8. A tablet according to claim 7, characterized in that it contains magnesium stearate as a lubricant.

9. A tablet according to claim 5, characterized in that it contains 2-ethyl-6-methyl-3-hydroxypyridine succinate in an amount from 125 mg to 1500 mg.

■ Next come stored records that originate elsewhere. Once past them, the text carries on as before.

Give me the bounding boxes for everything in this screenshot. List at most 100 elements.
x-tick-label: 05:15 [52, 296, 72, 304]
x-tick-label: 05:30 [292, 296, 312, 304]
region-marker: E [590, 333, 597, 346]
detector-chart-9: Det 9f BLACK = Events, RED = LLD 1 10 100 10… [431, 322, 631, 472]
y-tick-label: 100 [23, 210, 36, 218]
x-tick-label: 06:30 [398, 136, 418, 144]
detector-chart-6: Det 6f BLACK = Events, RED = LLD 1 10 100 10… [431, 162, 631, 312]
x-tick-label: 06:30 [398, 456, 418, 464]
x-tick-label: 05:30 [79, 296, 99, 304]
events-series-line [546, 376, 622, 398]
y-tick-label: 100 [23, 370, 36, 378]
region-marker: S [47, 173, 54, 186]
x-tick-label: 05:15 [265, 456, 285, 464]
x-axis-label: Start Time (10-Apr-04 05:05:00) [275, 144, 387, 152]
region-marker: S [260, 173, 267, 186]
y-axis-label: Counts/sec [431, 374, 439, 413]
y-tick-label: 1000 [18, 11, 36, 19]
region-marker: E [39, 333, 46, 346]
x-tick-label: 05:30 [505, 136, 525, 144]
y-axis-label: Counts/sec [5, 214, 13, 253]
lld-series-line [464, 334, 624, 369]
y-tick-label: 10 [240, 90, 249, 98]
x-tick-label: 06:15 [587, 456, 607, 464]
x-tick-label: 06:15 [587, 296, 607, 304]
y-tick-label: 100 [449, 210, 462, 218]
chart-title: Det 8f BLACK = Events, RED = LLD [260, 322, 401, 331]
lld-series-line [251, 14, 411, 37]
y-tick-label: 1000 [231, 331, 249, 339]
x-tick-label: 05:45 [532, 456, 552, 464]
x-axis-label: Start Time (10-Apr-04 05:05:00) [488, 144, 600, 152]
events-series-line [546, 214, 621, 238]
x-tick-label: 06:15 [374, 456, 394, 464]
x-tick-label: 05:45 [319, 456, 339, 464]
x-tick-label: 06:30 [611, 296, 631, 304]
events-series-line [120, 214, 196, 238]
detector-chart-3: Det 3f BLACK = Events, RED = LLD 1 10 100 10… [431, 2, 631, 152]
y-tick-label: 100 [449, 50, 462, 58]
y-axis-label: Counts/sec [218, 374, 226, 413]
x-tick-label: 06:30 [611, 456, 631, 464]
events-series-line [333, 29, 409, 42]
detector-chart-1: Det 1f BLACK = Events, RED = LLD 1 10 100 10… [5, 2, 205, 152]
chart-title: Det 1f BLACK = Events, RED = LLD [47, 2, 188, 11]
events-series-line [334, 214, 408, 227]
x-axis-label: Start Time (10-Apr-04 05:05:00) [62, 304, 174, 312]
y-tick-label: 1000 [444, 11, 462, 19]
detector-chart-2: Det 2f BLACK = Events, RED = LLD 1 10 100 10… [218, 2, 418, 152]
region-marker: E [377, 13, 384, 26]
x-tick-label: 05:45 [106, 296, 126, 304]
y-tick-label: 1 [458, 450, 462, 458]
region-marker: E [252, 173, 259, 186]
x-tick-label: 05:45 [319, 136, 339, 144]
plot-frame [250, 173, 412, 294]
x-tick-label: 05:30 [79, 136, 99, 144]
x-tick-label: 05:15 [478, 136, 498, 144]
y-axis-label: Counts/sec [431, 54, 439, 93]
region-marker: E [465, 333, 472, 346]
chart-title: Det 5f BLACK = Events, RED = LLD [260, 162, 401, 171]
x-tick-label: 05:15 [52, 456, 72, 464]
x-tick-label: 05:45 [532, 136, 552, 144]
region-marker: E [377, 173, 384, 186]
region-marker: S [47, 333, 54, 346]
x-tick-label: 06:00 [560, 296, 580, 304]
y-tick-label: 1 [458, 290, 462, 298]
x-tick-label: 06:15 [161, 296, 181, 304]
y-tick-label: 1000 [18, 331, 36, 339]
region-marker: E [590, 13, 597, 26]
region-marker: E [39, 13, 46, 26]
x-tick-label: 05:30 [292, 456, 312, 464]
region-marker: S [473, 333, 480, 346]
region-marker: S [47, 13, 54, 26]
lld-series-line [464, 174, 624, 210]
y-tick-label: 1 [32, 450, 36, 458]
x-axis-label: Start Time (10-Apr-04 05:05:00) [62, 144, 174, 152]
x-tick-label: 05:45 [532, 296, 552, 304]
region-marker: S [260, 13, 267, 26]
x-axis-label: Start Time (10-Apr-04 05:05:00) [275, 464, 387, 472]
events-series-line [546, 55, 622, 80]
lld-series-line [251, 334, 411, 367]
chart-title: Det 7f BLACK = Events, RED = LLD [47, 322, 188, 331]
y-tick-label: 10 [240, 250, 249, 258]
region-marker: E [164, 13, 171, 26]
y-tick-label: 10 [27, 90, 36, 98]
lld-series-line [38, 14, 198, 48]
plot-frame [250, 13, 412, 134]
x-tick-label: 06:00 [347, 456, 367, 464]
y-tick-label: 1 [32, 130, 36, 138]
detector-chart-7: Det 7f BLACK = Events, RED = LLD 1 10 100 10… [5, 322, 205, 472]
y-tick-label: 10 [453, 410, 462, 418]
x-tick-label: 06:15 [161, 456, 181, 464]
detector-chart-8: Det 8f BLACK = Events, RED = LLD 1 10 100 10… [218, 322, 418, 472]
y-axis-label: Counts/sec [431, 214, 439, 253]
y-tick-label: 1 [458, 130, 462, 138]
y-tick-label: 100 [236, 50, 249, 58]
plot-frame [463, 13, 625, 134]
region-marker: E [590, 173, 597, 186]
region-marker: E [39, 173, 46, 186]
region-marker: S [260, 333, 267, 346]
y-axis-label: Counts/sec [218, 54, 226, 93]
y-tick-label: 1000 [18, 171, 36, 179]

10. A tablet according to claim 5, characterized in that it contains components in the following ratio, wt%:

2-ethyl-6-methyl-3 - hydroxypyridine succinate 30.0-65.0 microcrystalline cellulose 2.0-40.0 povidone 2.0-10.0 sodium carboxymethylcellulose 2.0-20.0 polyethylene oxide 15.0- 50.0 magnesium stearate 0.2-1.0 11. A tablet according to claim 5, characterized in that it contains components in the following ratio, wt%: 2-ethyl-6-methyl-3-hydroxypyridine 30.0-65 , 0 succinate hydroxypropyl methylcellulose 5.0-15.0 copovidone 2.0-10.0 sodium carboxymethylcellulose 2.0-20.0 polyethylene oxide 15.0-30.0 magnesium stearate 0.2-1.0

12. A tablet according to claim 5, characterized in that it contains components in the following ratio, wt%:

2-ethyl-6-methyl-3-hydroxypyridine 30.0-65.0 succinate hydroxypropyl methylcellulose 3, 0-30.0 povidone 2.0-10.0 sodium carboxymethylcellulose 2.0-20.0 polyethylene oxide 15.0-50 , 0 microcrystalline cellulose 2.0-40.0 magnesium stearate 0.2-1.0 or

2-ethyl-6-methyl-3-hydroxypyridine 30.0-65.0 succinate hydroxypropyl methylcellulose 3.0-30.0 povidone 2.0-10.0 methacrylic acid and ethyl acrylate 5.0-30.0 copolymer [1: 1] glyceryl monostearate (or talc) 0.5-5.0 triethyl citrate 0.5-5.0 polysorbate 80 0.5-5.0 sodium carboxymethylcellulose 2.0-20.0 polyethylene oxide 15.0-50.0 microcrystalline cellulose 2.0-40.0 magnesium stearate 0, 2-1, 0 or

2-ethyl-6-methyl-3-hydroxypyridine 30.0-65.0 succinate hydroxypropyl methylcellulose 3.0-30.0 povidone 2.0-10.0 carbomer 5.0-30.0 sodium carboxymethylcellulose 2.0-20 .0 polyethylene oxide 15.0-50.0 microcrystalline cellulose 2.0-40.0 magnesium stearate 0.2-1.0 or

2-ethyl-6-methyl-3-hydroxypyridine 30.0-65.0 succinate hydroxypropyl methylcellulose 3.0-30.0 povidone 2.0-10.0 hydroxyethyl cellulose 5.0-30.0 sodium carboxymethylcellulose 2.0-20 .0 polyethylene oxide 15.0-50.0 microcrystalline cellulose 2.0-40.0 magnesium stearate 0.2-1.0

13. Tablet according to any one of paragraphs. 5-12, characterized in that it is intended for antioxidant and / or antihypoxant and / or membrane-protective action.

14. A method of increasing the bioavailability of 2-ethyl-6-methyl-3-hydroxypyridine succinate, characterized in that it is administered orally in the form of a gastro-retentive tablet according to any one of paragraphs. 5-12 subject in need of this once a day.